Did you watch Brené Brown on Oprah yesterday? I did and found it to be a very informative, enlightening, and powerful discussion of vulnerability, joy, gratitude, and a whole host of other issues. The video will be up all week, so if you can find 40 minutes or so, I really do think it will be worth the time investment.
One of the topics discussed was asking for help. As you might expect, my thoughts went to weight management and why it’s so difficult for many of us to seek out support, whether it’s from friends, family, co-workers, or all of the above. I think Brené Brown is on to something with the vulnerability factor.
Here’s what I’m thinking: Many of us who have had difficulties managing our weight already feel judged, to some degree, by those around us. In asking for help and/or support with weight loss from the people with whom we interact daily, we feel even more exposed and are fearful of being seen as weak or incompetent when we veer from plan. In a way, we equate asking for help with asking for judgement, when that’s not what we want at all.

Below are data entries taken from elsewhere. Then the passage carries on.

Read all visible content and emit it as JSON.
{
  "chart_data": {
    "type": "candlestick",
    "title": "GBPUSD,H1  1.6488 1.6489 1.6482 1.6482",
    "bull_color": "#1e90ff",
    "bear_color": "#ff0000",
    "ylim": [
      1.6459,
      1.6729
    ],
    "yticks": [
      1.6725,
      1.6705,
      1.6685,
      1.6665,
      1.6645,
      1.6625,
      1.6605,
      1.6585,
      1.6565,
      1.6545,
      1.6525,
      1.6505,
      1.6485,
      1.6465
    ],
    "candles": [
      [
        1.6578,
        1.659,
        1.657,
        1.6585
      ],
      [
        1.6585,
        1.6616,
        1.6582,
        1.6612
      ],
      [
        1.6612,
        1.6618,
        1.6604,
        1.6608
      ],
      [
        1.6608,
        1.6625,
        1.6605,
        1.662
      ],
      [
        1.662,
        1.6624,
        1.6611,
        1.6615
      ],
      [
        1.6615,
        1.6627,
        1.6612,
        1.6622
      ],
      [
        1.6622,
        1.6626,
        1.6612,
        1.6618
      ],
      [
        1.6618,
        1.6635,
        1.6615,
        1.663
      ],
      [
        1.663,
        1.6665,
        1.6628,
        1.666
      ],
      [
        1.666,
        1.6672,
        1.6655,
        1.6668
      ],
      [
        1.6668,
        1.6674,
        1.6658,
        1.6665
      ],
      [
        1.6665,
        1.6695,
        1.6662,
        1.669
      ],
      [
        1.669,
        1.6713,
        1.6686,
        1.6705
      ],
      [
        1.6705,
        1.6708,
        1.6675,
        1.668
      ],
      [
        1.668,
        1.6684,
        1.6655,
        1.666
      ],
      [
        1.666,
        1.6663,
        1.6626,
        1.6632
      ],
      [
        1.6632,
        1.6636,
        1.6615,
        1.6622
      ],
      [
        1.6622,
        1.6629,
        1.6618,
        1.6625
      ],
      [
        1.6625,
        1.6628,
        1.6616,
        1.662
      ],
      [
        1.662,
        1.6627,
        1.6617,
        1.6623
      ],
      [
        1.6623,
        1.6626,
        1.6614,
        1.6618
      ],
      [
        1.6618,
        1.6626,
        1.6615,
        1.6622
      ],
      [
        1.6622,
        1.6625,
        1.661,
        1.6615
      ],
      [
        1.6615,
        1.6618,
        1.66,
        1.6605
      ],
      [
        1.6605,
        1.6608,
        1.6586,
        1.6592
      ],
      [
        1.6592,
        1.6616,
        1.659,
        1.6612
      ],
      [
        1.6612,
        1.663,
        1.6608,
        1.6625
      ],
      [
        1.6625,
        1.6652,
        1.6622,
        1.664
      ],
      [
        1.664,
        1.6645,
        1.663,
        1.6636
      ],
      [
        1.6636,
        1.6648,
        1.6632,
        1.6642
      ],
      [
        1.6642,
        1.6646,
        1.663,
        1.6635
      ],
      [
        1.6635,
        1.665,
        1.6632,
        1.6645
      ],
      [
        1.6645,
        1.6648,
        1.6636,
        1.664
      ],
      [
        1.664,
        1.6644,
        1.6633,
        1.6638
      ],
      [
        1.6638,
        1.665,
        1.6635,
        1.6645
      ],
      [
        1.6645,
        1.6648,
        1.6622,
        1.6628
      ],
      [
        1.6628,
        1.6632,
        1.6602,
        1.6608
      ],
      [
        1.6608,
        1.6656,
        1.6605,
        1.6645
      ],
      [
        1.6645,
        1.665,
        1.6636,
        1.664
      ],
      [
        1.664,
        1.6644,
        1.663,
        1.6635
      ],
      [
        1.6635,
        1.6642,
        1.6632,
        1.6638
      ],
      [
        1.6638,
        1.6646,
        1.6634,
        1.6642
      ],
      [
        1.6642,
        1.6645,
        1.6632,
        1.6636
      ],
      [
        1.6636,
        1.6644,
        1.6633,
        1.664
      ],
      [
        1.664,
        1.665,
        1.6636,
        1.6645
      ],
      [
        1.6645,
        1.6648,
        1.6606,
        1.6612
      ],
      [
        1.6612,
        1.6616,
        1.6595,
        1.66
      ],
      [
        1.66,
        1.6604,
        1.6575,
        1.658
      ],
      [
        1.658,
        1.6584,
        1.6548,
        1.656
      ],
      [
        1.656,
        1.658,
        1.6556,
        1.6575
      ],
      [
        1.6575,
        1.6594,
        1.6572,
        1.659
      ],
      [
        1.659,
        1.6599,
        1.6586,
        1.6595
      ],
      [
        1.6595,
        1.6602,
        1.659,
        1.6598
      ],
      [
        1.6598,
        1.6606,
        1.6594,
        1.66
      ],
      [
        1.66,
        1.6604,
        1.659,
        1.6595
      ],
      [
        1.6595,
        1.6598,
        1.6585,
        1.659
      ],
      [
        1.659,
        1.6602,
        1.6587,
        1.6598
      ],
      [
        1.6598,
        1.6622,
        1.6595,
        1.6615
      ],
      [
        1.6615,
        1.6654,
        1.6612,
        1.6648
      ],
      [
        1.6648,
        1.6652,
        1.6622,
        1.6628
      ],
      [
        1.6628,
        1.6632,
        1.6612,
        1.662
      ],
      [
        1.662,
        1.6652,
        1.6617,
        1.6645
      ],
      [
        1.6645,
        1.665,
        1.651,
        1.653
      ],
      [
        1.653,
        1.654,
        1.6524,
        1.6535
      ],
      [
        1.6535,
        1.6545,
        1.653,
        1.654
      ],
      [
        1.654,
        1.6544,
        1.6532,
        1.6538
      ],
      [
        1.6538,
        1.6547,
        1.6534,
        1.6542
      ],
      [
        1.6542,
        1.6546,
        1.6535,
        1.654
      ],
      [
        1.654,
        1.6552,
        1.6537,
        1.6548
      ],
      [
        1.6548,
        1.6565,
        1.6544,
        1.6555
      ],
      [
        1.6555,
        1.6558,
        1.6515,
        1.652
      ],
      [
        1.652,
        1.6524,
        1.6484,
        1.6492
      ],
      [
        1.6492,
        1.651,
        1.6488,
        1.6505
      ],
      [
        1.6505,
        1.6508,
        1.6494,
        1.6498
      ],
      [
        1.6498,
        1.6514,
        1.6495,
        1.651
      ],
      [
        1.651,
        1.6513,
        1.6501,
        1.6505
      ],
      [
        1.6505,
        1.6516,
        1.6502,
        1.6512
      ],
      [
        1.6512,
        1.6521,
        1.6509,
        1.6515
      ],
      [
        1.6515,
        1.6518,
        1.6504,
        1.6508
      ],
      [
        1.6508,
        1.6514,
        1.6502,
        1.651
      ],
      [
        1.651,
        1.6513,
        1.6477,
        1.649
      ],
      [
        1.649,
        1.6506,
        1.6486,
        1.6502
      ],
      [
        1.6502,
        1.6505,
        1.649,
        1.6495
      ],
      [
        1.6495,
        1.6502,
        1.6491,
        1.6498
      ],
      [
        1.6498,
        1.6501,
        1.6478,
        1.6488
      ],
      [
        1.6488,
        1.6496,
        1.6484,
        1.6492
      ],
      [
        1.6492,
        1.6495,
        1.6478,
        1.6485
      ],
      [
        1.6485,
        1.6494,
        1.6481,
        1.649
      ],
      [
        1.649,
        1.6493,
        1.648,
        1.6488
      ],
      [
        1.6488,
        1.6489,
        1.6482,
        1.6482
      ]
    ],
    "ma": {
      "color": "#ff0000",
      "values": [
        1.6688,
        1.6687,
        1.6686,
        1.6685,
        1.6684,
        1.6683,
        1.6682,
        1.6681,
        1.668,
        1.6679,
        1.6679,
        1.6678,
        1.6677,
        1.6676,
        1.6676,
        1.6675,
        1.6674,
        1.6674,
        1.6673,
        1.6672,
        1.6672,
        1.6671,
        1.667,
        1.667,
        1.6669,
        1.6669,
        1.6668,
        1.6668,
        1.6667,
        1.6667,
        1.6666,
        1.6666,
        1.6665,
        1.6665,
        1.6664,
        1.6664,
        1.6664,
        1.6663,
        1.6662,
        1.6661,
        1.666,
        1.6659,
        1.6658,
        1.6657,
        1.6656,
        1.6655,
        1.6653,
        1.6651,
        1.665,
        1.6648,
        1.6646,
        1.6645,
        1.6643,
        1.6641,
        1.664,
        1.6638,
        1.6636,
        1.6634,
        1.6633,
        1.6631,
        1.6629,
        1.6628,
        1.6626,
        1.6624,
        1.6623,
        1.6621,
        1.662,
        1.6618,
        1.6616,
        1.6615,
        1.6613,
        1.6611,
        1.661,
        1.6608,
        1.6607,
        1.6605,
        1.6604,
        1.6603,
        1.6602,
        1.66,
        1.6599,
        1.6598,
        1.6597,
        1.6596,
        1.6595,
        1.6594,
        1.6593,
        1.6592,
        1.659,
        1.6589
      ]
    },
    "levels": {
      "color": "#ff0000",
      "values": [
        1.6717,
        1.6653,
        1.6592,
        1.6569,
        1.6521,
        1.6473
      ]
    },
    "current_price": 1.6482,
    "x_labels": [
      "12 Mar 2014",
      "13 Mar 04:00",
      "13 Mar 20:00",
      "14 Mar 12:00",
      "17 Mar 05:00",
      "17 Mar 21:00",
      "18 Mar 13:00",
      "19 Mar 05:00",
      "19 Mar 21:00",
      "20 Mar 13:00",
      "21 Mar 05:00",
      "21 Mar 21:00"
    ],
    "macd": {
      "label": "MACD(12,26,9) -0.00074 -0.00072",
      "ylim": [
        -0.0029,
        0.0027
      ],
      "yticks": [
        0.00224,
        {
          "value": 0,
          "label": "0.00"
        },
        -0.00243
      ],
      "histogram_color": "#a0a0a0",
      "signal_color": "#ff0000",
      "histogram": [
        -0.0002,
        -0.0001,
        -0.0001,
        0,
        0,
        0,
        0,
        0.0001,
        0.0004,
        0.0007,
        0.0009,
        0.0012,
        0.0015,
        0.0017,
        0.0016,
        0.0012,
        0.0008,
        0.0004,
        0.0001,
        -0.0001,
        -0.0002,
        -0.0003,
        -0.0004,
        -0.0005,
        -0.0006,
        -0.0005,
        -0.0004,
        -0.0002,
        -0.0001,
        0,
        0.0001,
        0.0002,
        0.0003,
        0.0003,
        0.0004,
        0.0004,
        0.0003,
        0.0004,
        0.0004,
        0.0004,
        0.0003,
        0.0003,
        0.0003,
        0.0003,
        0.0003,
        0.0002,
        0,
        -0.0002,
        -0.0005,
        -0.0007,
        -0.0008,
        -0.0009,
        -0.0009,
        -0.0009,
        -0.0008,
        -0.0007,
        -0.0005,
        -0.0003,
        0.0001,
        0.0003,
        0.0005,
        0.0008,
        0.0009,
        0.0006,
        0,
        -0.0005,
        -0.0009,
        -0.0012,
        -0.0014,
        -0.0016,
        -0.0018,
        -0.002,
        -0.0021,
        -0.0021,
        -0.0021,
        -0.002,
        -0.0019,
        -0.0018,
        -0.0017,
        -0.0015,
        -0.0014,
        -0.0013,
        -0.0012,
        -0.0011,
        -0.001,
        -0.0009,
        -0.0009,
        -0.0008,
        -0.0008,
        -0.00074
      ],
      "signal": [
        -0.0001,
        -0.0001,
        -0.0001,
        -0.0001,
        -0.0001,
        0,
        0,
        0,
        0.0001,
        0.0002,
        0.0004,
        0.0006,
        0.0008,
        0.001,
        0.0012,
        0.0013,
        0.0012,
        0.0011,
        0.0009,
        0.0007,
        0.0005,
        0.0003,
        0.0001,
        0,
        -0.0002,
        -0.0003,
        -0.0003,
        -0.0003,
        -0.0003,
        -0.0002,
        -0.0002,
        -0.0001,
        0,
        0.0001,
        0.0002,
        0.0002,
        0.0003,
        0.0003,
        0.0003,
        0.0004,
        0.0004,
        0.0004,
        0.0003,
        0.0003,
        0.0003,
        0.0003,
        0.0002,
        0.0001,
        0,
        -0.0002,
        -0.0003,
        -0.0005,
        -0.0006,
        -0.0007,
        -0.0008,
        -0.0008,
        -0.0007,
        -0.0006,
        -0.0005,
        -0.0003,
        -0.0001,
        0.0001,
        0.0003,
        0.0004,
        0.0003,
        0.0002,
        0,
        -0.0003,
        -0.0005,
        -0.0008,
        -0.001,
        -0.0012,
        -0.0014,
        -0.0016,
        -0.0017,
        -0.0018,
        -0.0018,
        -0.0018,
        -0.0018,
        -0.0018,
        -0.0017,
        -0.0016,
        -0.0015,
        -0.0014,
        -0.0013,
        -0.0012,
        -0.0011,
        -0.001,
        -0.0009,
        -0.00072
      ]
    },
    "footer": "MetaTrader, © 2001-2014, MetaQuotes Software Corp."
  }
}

Complicating matters, we sometimes don’t know what we need in the way of support. It’s one thing to ask for someone to remind you when you’re reaching for the snack jar and another thing entirely to receive that reminder. (Or maybe I’m just projecting my own grouchiness in that regard.) So we ask folks to back off and then we feel adrift and unsupported. Vulnerable. And the people who care about us and want to help us are likely feeling vulnerable, too, and hesitant to offer help in the future. So now we’re all just one big unhappy wad of vulnerability.
What if we identified what help we needed and then, as Brené Brown says, “leaned into vulnerability” to express that to others.
Will you listen to me when I’m struggling?
Will you offer suggestions when I ask for them?
Will you let me find my way, MY way?
Whatever needs we have, we first have to know them and then express them in a calm, honest, and respectful exchange, and then keep the lines open so that when those needs change, that can be communicated (calmly) as well. Yes, there’s vulnerability involved, but it’s entirely possible (probable, even) that it will lead to joy.
I am very fortunate in that I have had tremendous support throughout my weight management adventures, both here on the blog and in my everyday life, and I’m so grateful for it. Even the
annoying well-intentioned, “Is that on your diet?” is appreciated, because I know it comes from a place of love or caring. (I’ve gotten pretty good at the internal eye roll. )(At least, I hope it’s internal.)
But these are just my ponderings. I really wanted to get YOUR input. Do you get the support or help you need with your weight issues? Do you know what you need? Is there anything I can do to help you?